Sur la forme également, le réalisateur exploite à merveille ce parti pris scénaristique. Cela passe par une caméra qui prend le temps de se concentrer sur chacun des protagonistes en tant qu'individualité, et sur leur regards lors des moments critiques. De plus, une musique fortement marquée western accompagne le téléspectateur tout au long de l'épisode. Elle n'est pas envahissante et bénéficie d'une utilisation sobre et judicieuse, mais elle marque cependant bien sa présence. Et puis, évidemment, Justified jouit d'un décor propice à ces digressions qui prennent un faux air d'appel de l'Ouest : dans ce Kentucky reculé, les scénaristes exploitent ces vastes étendues et leurs secrets, égarées entre les deux pôles attractifs que constitue chacune des côtes du pays, afin de mettre en scène cet aspect souverainiste que l'on ne retrouve nulle part ailleurs. Une forme d'indépendance anachronique qui imprègne ces coins retirés, voire retranchés; et donne le ton à l'ambiance de ce pilote.

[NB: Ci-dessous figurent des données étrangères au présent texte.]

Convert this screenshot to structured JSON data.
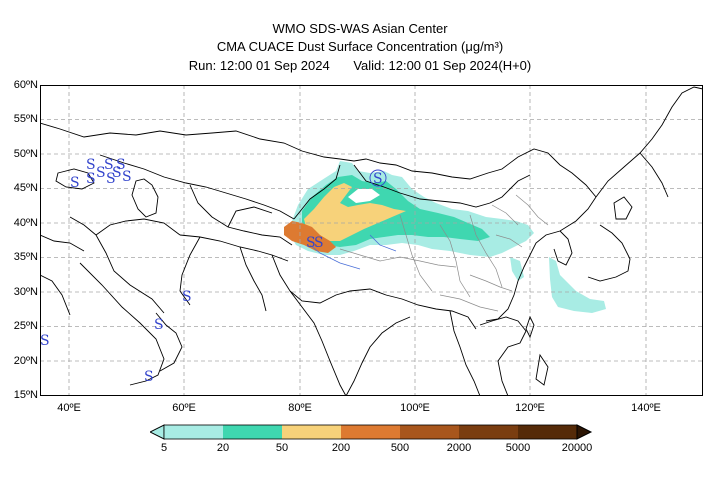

Pour porter l'ensemble, la série dispose d'un solide casting, conduit d'une main de maître par un excellent Timothy Olyphant (Deadwood) qui délivre ici une prestation à la hauteur du scénario. Personnage complexe, hors du temps, masquant ses démons intérieurs derrière une assurance inaltérable, il cache, au-delà de cette fausse façade placide et de ce calme à toute épreuve, des émotions intenses. C'est une colère non formulée que souligne par sa propension à se servir de son arme. Cette figure de l'homme de loi, au caractère complexe, jouant sur une pseudo-apparence lisse au premier abord, n'est évidemment pas sans rappeler Seth Bullock, de Deadwood ; et il est difficile pour le téléspectateur, déjà encouragé par le cadre, de ne pas faire quelques comparaisons somme tout flatteuses. Reste que Timothy Olyphant trouve, dans ce pilote, le ton juste, jouant sur une ambivalence plus subtile qu'il n'y paraît a priori, pour proposer un personnage qui ne  manque pas d'aiguiser la curiosité du téléspectateur.

A ses côtés, l'épisode met surtout en avant, par la confrontation qui permet au personnage de Raylan de s'affirmer dans toute sa complexité, un ancien ami de l'homme de loi, interprété par un acteur bien connu des téléspectateurs de FX, Walt Goggins (The Shield). Le pilote introduit également des figures féminines de poids, avec Joelle Carter en veuve meurtrière, victime autant que coupable, et Natalie Zea (Dirty Sexy Money), ancien flirt qui exerce toujours un certain attrait sur Raylan. De l'équipe d'US Marshall que rejoint le héros au début de l'épisode, c'est surtout le patron, incarné par Nick Searcy, qui sort du lot, cadrant avec l'image stéréotypée que l'on peut se faire d'un tel dirigeant de ce service dans le Kentucky.

Bilan : Justified délivre un pilote très solide et particulièrement prometteur. Se déroulant dans un cadre assez atypique, à l'intersection de plusieurs genres, il souffle sur l'épisode un faux air de Far West moderne, auxquels se mêlent les préoccupations d'un cop show moderne se déroulant dans les grands espaces proposés par le Kentucky. Introduisant un solide personnage principal, complexe et surtout intriguant, l'épisode aiguise la curiosité du téléspectateur en laissant entrevoir une ambivalence sombre, derrière cette façade de justicier solitaire presque cliché. Le pilote semble d'ailleurs prendre beaucoup de plaisir à jouer sur les apparences, mettant en scène des dynamiques bien plus complexes que ce que l'on imagine hâtivement à première vue.

En somme, mission parfaitement remplie avec ce pilote, qui donne très envie de s'investir dans la série et d'en découvrir la suite.